No caso de ocupações, a regra vale para aquelas ocorridas antes de 31 de março de 2021. “Com essa aprovação, por exemplo, avançamos uma importante etapa rumo à proteção de comunidades que estão em situação de vulnerabilidade”, afirma Túlio Gadelha.
O PL também protege os locatários de imóveis utilizados por microempreendedores individuais, microempresas e empresas de pequeno porte. Túlio Gadelha ressalta, entretanto, que o projeto não se aplica a quem tem como única fonte de renda o aluguel de um imóvel.
Feminicídio
Já o texto destinado a reduzir a violência contra mulheres, aumenta a pena para o crime de feminicídio para reclusão de pena de reclusão de 15 a 30 anos. Atualmente, a pena é de 12 a 30 anos. A proposta (PL 1568/19) ainda determina que esse tipo de crime passe a figurar como um tipo específico no Código Penal.

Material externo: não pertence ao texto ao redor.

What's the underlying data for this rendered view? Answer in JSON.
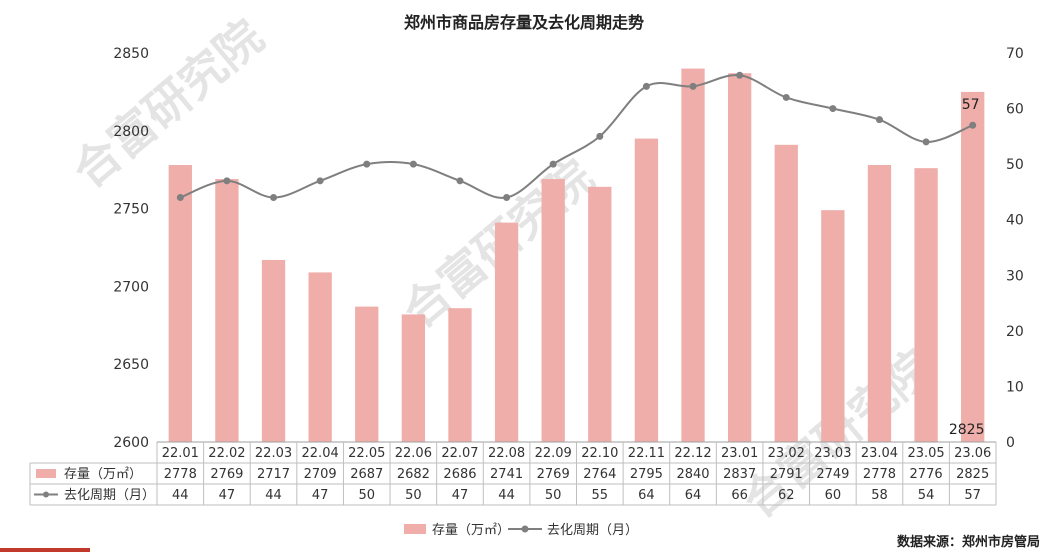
{
  "chart_data": {
    "type": "bar+line",
    "title": "郑州市商品房存量及去化周期走势",
    "categories": [
      "22.01",
      "22.02",
      "22.03",
      "22.04",
      "22.05",
      "22.06",
      "22.07",
      "22.08",
      "22.09",
      "22.10",
      "22.11",
      "22.12",
      "23.01",
      "23.02",
      "23.03",
      "23.04",
      "23.05",
      "23.06"
    ],
    "series": [
      {
        "name": "存量（万㎡）",
        "type": "bar",
        "axis": "left",
        "color": "#efaeaa",
        "values": [
          2778,
          2769,
          2717,
          2709,
          2687,
          2682,
          2686,
          2741,
          2769,
          2764,
          2795,
          2840,
          2837,
          2791,
          2749,
          2778,
          2776,
          2825
        ]
      },
      {
        "name": "去化周期（月）",
        "type": "line",
        "axis": "right",
        "color": "#7f7f7f",
        "values": [
          44,
          47,
          44,
          47,
          50,
          50,
          47,
          44,
          50,
          55,
          64,
          64,
          66,
          62,
          60,
          58,
          54,
          57
        ]
      }
    ],
    "y_left": {
      "min": 2600,
      "max": 2850,
      "ticks": [
        2600,
        2650,
        2700,
        2750,
        2800,
        2850
      ]
    },
    "y_right": {
      "min": 0,
      "max": 70,
      "ticks": [
        0,
        10,
        20,
        30,
        40,
        50,
        60,
        70
      ]
    },
    "data_labels": {
      "bar_last": "2825",
      "line_last": "57"
    },
    "legend": {
      "position": "bottom"
    },
    "grid": false,
    "table_rows": [
      {
        "label": "存量（万㎡）",
        "series_index": 0
      },
      {
        "label": "去化周期（月）",
        "series_index": 1
      }
    ],
    "source": "数据来源：郑州市房管局",
    "watermark": "合富研究院"
  }
}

A a tipificação em separado do crime de feminicídio permitirá saber com mais precisão a quantidade desse tipo de crime, pois ele não será mais classificado como homicídio com qualificação.
Quanto ao tempo de cumprimento da pena para o preso condenado por feminicídio poder pedir progressão para outro regime (semiaberto, por exemplo), o texto aumenta de 50% para 55% de pena cumprida no regime fechado se o réu for primário. A liberdade condicional continua proibida.
Para réu reincidente, o tempo em regime fechado continua a ser 70% da pena total.
Em caso de crime hediondo seguido de morte ou feminicídio, o texto aprovado inclui ainda a proibição de concessão de saída temporária.